Configuring login details¶
If you need to log into a site, you can configure login details by ticking ‘Perform login’ in the spider properties menu. Here you can set the login URL, username and password.
Enabling JavaScript¶
You can enable JavaScript in your spider by ticking Enable JavaScript
in the spider properties menu. Note that you’ll need to set the SPLASH_URL
Scrapy setting to your [Splash](https://github.com/scrapinghub/splash) endpoint URL for JavaScript to work during the crawl.
Start pages and link crawling¶
Start pages are the initial URLs that Portia will visit to start the crawl. You can add and remove start pages on the left menu.
You can choose how Portia will follow links under LINK CRAWLING
.

- Follow all in-domain links - follow all links under the same domain and subdomain.
- Don’t follow links - only visit start URLs.

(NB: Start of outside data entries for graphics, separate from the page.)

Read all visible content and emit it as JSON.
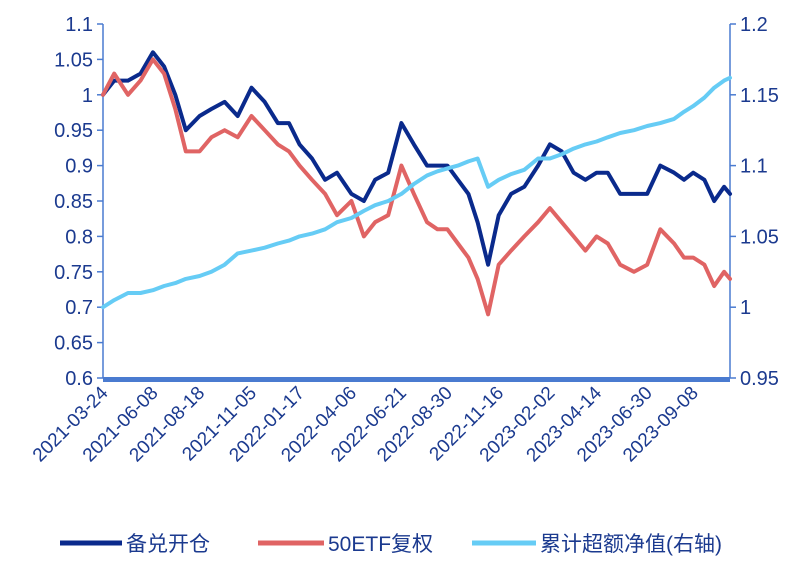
{
  "chart_data": {
    "type": "line",
    "x_ticks": [
      "2021-03-24",
      "2021-06-08",
      "2021-08-18",
      "2021-11-05",
      "2022-01-17",
      "2022-04-06",
      "2022-06-21",
      "2022-08-30",
      "2022-11-16",
      "2023-02-02",
      "2023-04-14",
      "2023-06-30",
      "2023-09-08"
    ],
    "y_left": {
      "min": 0.6,
      "max": 1.1,
      "ticks": [
        "1.1",
        "1.05",
        "1",
        "0.95",
        "0.9",
        "0.85",
        "0.8",
        "0.75",
        "0.7",
        "0.65",
        "0.6"
      ]
    },
    "y_right": {
      "min": 0.95,
      "max": 1.2,
      "ticks": [
        "1.2",
        "1.15",
        "1.1",
        "1.05",
        "1",
        "0.95"
      ]
    },
    "grid": false,
    "legend_position": "bottom",
    "series": [
      {
        "name": "备兑开仓",
        "color": "#0a2a8c",
        "axis": "left",
        "points": [
          [
            "2021-03-24",
            1.0
          ],
          [
            "2021-04-10",
            1.02
          ],
          [
            "2021-05-01",
            1.02
          ],
          [
            "2021-05-20",
            1.03
          ],
          [
            "2021-06-08",
            1.06
          ],
          [
            "2021-06-25",
            1.04
          ],
          [
            "2021-07-12",
            1.0
          ],
          [
            "2021-07-28",
            0.95
          ],
          [
            "2021-08-18",
            0.97
          ],
          [
            "2021-09-05",
            0.98
          ],
          [
            "2021-09-25",
            0.99
          ],
          [
            "2021-10-15",
            0.97
          ],
          [
            "2021-11-05",
            1.01
          ],
          [
            "2021-11-25",
            0.99
          ],
          [
            "2021-12-15",
            0.96
          ],
          [
            "2022-01-01",
            0.96
          ],
          [
            "2022-01-17",
            0.93
          ],
          [
            "2022-02-05",
            0.91
          ],
          [
            "2022-02-25",
            0.88
          ],
          [
            "2022-03-15",
            0.89
          ],
          [
            "2022-04-06",
            0.86
          ],
          [
            "2022-04-25",
            0.85
          ],
          [
            "2022-05-12",
            0.88
          ],
          [
            "2022-06-01",
            0.89
          ],
          [
            "2022-06-21",
            0.96
          ],
          [
            "2022-07-10",
            0.93
          ],
          [
            "2022-07-30",
            0.9
          ],
          [
            "2022-08-15",
            0.9
          ],
          [
            "2022-08-30",
            0.9
          ],
          [
            "2022-09-15",
            0.88
          ],
          [
            "2022-10-01",
            0.86
          ],
          [
            "2022-10-15",
            0.82
          ],
          [
            "2022-10-31",
            0.76
          ],
          [
            "2022-11-16",
            0.83
          ],
          [
            "2022-12-05",
            0.86
          ],
          [
            "2022-12-25",
            0.87
          ],
          [
            "2023-01-15",
            0.9
          ],
          [
            "2023-02-02",
            0.93
          ],
          [
            "2023-02-20",
            0.92
          ],
          [
            "2023-03-10",
            0.89
          ],
          [
            "2023-03-28",
            0.88
          ],
          [
            "2023-04-14",
            0.89
          ],
          [
            "2023-05-01",
            0.89
          ],
          [
            "2023-05-20",
            0.86
          ],
          [
            "2023-06-10",
            0.86
          ],
          [
            "2023-06-30",
            0.86
          ],
          [
            "2023-07-20",
            0.9
          ],
          [
            "2023-08-10",
            0.89
          ],
          [
            "2023-08-25",
            0.88
          ],
          [
            "2023-09-08",
            0.89
          ],
          [
            "2023-09-25",
            0.88
          ],
          [
            "2023-10-10",
            0.85
          ],
          [
            "2023-10-25",
            0.87
          ],
          [
            "2023-11-03",
            0.86
          ]
        ]
      },
      {
        "name": "50ETF复权",
        "color": "#e06464",
        "axis": "left",
        "points": [
          [
            "2021-03-24",
            1.0
          ],
          [
            "2021-04-10",
            1.03
          ],
          [
            "2021-05-01",
            1.0
          ],
          [
            "2021-05-20",
            1.02
          ],
          [
            "2021-06-08",
            1.05
          ],
          [
            "2021-06-25",
            1.03
          ],
          [
            "2021-07-12",
            0.98
          ],
          [
            "2021-07-28",
            0.92
          ],
          [
            "2021-08-18",
            0.92
          ],
          [
            "2021-09-05",
            0.94
          ],
          [
            "2021-09-25",
            0.95
          ],
          [
            "2021-10-15",
            0.94
          ],
          [
            "2021-11-05",
            0.97
          ],
          [
            "2021-11-25",
            0.95
          ],
          [
            "2021-12-15",
            0.93
          ],
          [
            "2022-01-01",
            0.92
          ],
          [
            "2022-01-17",
            0.9
          ],
          [
            "2022-02-05",
            0.88
          ],
          [
            "2022-02-25",
            0.86
          ],
          [
            "2022-03-15",
            0.83
          ],
          [
            "2022-04-06",
            0.85
          ],
          [
            "2022-04-25",
            0.8
          ],
          [
            "2022-05-12",
            0.82
          ],
          [
            "2022-06-01",
            0.83
          ],
          [
            "2022-06-21",
            0.9
          ],
          [
            "2022-07-10",
            0.86
          ],
          [
            "2022-07-30",
            0.82
          ],
          [
            "2022-08-15",
            0.81
          ],
          [
            "2022-08-30",
            0.81
          ],
          [
            "2022-09-15",
            0.79
          ],
          [
            "2022-10-01",
            0.77
          ],
          [
            "2022-10-15",
            0.74
          ],
          [
            "2022-10-31",
            0.69
          ],
          [
            "2022-11-16",
            0.76
          ],
          [
            "2022-12-05",
            0.78
          ],
          [
            "2022-12-25",
            0.8
          ],
          [
            "2023-01-15",
            0.82
          ],
          [
            "2023-02-02",
            0.84
          ],
          [
            "2023-02-20",
            0.82
          ],
          [
            "2023-03-10",
            0.8
          ],
          [
            "2023-03-28",
            0.78
          ],
          [
            "2023-04-14",
            0.8
          ],
          [
            "2023-05-01",
            0.79
          ],
          [
            "2023-05-20",
            0.76
          ],
          [
            "2023-06-10",
            0.75
          ],
          [
            "2023-06-30",
            0.76
          ],
          [
            "2023-07-20",
            0.81
          ],
          [
            "2023-08-10",
            0.79
          ],
          [
            "2023-08-25",
            0.77
          ],
          [
            "2023-09-08",
            0.77
          ],
          [
            "2023-09-25",
            0.76
          ],
          [
            "2023-10-10",
            0.73
          ],
          [
            "2023-10-25",
            0.75
          ],
          [
            "2023-11-03",
            0.74
          ]
        ]
      },
      {
        "name": "累计超额净值(右轴)",
        "color": "#66ccf5",
        "axis": "right",
        "points": [
          [
            "2021-03-24",
            1.0
          ],
          [
            "2021-04-10",
            1.005
          ],
          [
            "2021-05-01",
            1.01
          ],
          [
            "2021-05-20",
            1.01
          ],
          [
            "2021-06-08",
            1.012
          ],
          [
            "2021-06-25",
            1.015
          ],
          [
            "2021-07-12",
            1.017
          ],
          [
            "2021-07-28",
            1.02
          ],
          [
            "2021-08-18",
            1.022
          ],
          [
            "2021-09-05",
            1.025
          ],
          [
            "2021-09-25",
            1.03
          ],
          [
            "2021-10-15",
            1.038
          ],
          [
            "2021-11-05",
            1.04
          ],
          [
            "2021-11-25",
            1.042
          ],
          [
            "2021-12-15",
            1.045
          ],
          [
            "2022-01-01",
            1.047
          ],
          [
            "2022-01-17",
            1.05
          ],
          [
            "2022-02-05",
            1.052
          ],
          [
            "2022-02-25",
            1.055
          ],
          [
            "2022-03-15",
            1.06
          ],
          [
            "2022-04-06",
            1.063
          ],
          [
            "2022-04-25",
            1.068
          ],
          [
            "2022-05-12",
            1.072
          ],
          [
            "2022-06-01",
            1.075
          ],
          [
            "2022-06-21",
            1.08
          ],
          [
            "2022-07-10",
            1.087
          ],
          [
            "2022-07-30",
            1.093
          ],
          [
            "2022-08-15",
            1.096
          ],
          [
            "2022-08-30",
            1.098
          ],
          [
            "2022-09-15",
            1.1
          ],
          [
            "2022-10-01",
            1.103
          ],
          [
            "2022-10-15",
            1.105
          ],
          [
            "2022-10-31",
            1.085
          ],
          [
            "2022-11-16",
            1.09
          ],
          [
            "2022-12-05",
            1.094
          ],
          [
            "2022-12-25",
            1.097
          ],
          [
            "2023-01-15",
            1.105
          ],
          [
            "2023-02-02",
            1.105
          ],
          [
            "2023-02-20",
            1.108
          ],
          [
            "2023-03-10",
            1.112
          ],
          [
            "2023-03-28",
            1.115
          ],
          [
            "2023-04-14",
            1.117
          ],
          [
            "2023-05-01",
            1.12
          ],
          [
            "2023-05-20",
            1.123
          ],
          [
            "2023-06-10",
            1.125
          ],
          [
            "2023-06-30",
            1.128
          ],
          [
            "2023-07-20",
            1.13
          ],
          [
            "2023-08-10",
            1.133
          ],
          [
            "2023-08-25",
            1.138
          ],
          [
            "2023-09-08",
            1.142
          ],
          [
            "2023-09-25",
            1.148
          ],
          [
            "2023-10-10",
            1.155
          ],
          [
            "2023-10-25",
            1.16
          ],
          [
            "2023-11-03",
            1.162
          ]
        ]
      }
    ]
  }
}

- Configure url patterns - use regular expressions to choose which URLs to follow.
The Configure url patterns
option lets you set follow and exclude patterns as well as choose whether to respect the nofollow
attribute. Click the gear icon to show the link crawling options where you can set the follow/exclude patterns.
Running a spider¶
Portia will save your projects in slyd/data/projects
. You can use portiacrawl
to run a spider:
portiacrawl PROJECT_PATH SPIDER_NAME
where PROJECT_PATH
is the path of the project and SPIDER_NAME
is a spider that exists within that project. You can list the spiders for a project with the following:
portiacrawl PROJECT_PATH
Portia spiders are ultimately Scrapy spiders. You can pass Scrapy arguments when running with portiacrawl
using the -a
option. You can also specify a custom settings module using the --settings
option. The Scrapy documentation contains full details on available options and settings.
Minimum items threshold¶
To avoid infinite crawling loops, Portia spiders check to see if the number of scraped items meet a minimum threshold over a given period of time. If not, the job is closed with slybot_fewitems_scraped
outcome.
By default, the period of time is 3600 seconds and the threshold is 200 items scraped. This means if less than 200 items were scraped in the last 3600 seconds, the job will close.
You can set the period in seconds with the SLYCLOSE_SPIDER_CHECK_PERIOD
setting, and the threshold number of items with the SLYCLOSE_SPIDER_PERIOD_ITEMS
setting.